La flèche le perçait et pénétrait ses chairs,
Et le suivait partout: de bocage en bocage
Il errait. Mais le trait tout d'un coup se dégage:
Il le rejette au loin tout sanglant dans les airs.

Ô joie! ô cri d'orgueil! ô liberté rendue!
Espace retrouvé, courses dans l'étendue!
Que les ardents soleils l'inondent maintenant!

Comme un guerrier mûri, que l'épreuve rassure,
À mainte cicatrice ajoutant sa blessure,
Il porte haut la tête et triomphe en saignant.

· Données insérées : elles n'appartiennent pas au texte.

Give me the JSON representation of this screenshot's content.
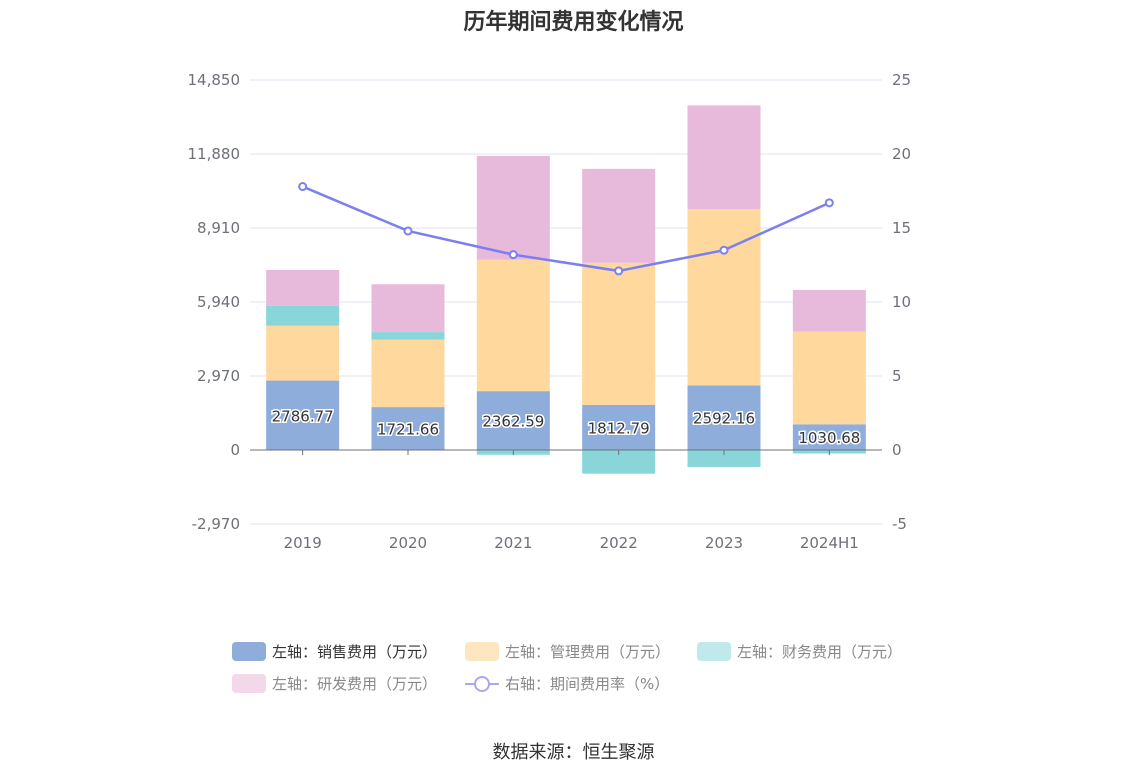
{
  "chart_data": {
    "type": "bar",
    "title": "历年期间费用变化情况",
    "categories": [
      "2019",
      "2020",
      "2021",
      "2022",
      "2023",
      "2024H1"
    ],
    "left_axis": {
      "ticks": [
        "14,850",
        "11,880",
        "8,910",
        "5,940",
        "2,970",
        "0",
        "-2,970"
      ],
      "ylim": [
        -2970,
        14850
      ]
    },
    "right_axis": {
      "ticks": [
        "25",
        "20",
        "15",
        "10",
        "5",
        "0",
        "-5"
      ],
      "ylim": [
        -5,
        25
      ]
    },
    "series": [
      {
        "name": "左轴：销售费用（万元）",
        "type": "bar",
        "axis": "left",
        "color": "#8eaddb",
        "values": [
          2786.77,
          1721.66,
          2362.59,
          1812.79,
          2592.16,
          1030.68
        ],
        "labels": [
          "2786.77",
          "1721.66",
          "2362.59",
          "1812.79",
          "2592.16",
          "1030.68"
        ]
      },
      {
        "name": "左轴：管理费用（万元）",
        "type": "bar",
        "axis": "left",
        "color": "#fed89d",
        "values": [
          2200,
          2710,
          5270,
          5700,
          7080,
          3720
        ]
      },
      {
        "name": "左轴：财务费用（万元）",
        "type": "bar",
        "axis": "left",
        "color": "#88d6da",
        "values": [
          800,
          300,
          -190,
          -950,
          -680,
          -140
        ]
      },
      {
        "name": "左轴：研发费用（万元）",
        "type": "bar",
        "axis": "left",
        "color": "#e7b9da",
        "values": [
          1440,
          1920,
          4170,
          3770,
          4160,
          1670
        ]
      },
      {
        "name": "右轴：期间费用率（%）",
        "type": "line",
        "axis": "right",
        "color": "#7b7ff0",
        "values": [
          17.8,
          14.8,
          13.2,
          12.1,
          13.5,
          16.7
        ]
      }
    ],
    "grid": true,
    "legend_position": "bottom"
  },
  "source": "数据来源：恒生聚源"
}
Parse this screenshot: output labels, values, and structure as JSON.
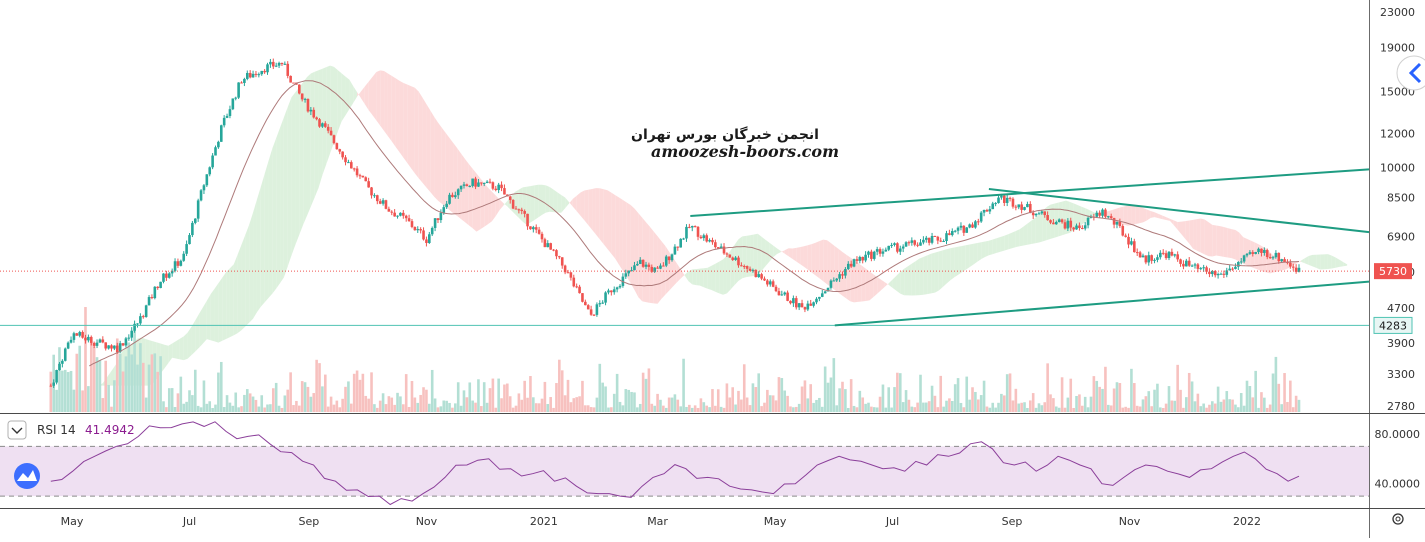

Ne chantons pas victoire si tôt; le drame aura son épilogue, et précisément à l'occasion du Livre d'amour. J'ai dit que Sainte-Beuve cédant, comme le font tous les poëtes, à la démangeaison de mettre le public dans la confidence de ses vers et ne pouvant se résoudre à les garder en portefeuille, les avait fait imprimer à petit nombre. Je ne pense pas que son intention fût alors de les divulguer. Ces confessions que l'on fait de soi, touchent de trop près à celles d'autrui pour ne pas exciter de réclamation. Déposez votre masque, si bon vous semble, le voisin n'entend pas que vous enleviez le sien. Je crois donc que la plaquette devait rester inédite jusqu'après la mort des intéressés; mais l'indiscrétion de quelque compositeur de l'imprimerie éventa le secret. On s'en émut autour d'Adèle, et l'un de ces officieux, qui font partout les empressés et déploient trop souvent un zèle intempestif, M. Alphonse Karr, lança dans les Guêpes l'odieux article que voici:

«Il ne s'agit tout simplement que d'une grande infamie que prépare dans l'ombre un poëte béat et confit, un saint homme de poëte.

«Le dit poëte est fort laid. Il a rêvé une fois dans sa vie qu'il était l'amant d'une belle et charmante femme. Pour ceux qui connaissent les deux personnages, la chose serait vraie qu'elle n'en resterait pas moins invraisemblable et impossible.

«Cet affreux bonhomme ne s'est pas contenté des joies qu'il a usurpées à la faveur de quelques accès de folie ou de désespoir causés par un autre. Il ne trouve pas que ce soit assez d'avoir une belle femme, il veut un peu la déshonorer.—Sans cela, ce ne serait pas un triomphe suffisant.

«Il a réuni dans un volume de 101 pages toutes sortes de vers au moins médiocres, qu'il a faits sur ses amours invraisemblables. Il a eu soin d'en faire un dossier, avec pièces à l'appui, pour laisser sur la vie de cette femme la trace luisante et visqueuse que laisse sur une rose le passage d'une limace.

«Non-seulement il a eu soin de relater dans ses vers toutes les circonstances de famille et d'habitudes, qui ne permettent pas d'avoir le moindre doute sur la personne qu'il a voulu désigner, mais encore il l'a nommée à diverses reprises. Cette infamie, tirée à cent exemplaires, doit être cachetée et déposée chez un notaire pour être distribuée entre certaines personnes désignées, après la mort de l'auteur.

«J'espère qu'à cette époque les gens qui liront cette oeuvre de lâcheté, trouveront ce monsieur encore plus laid qu'il n'était de son vivant.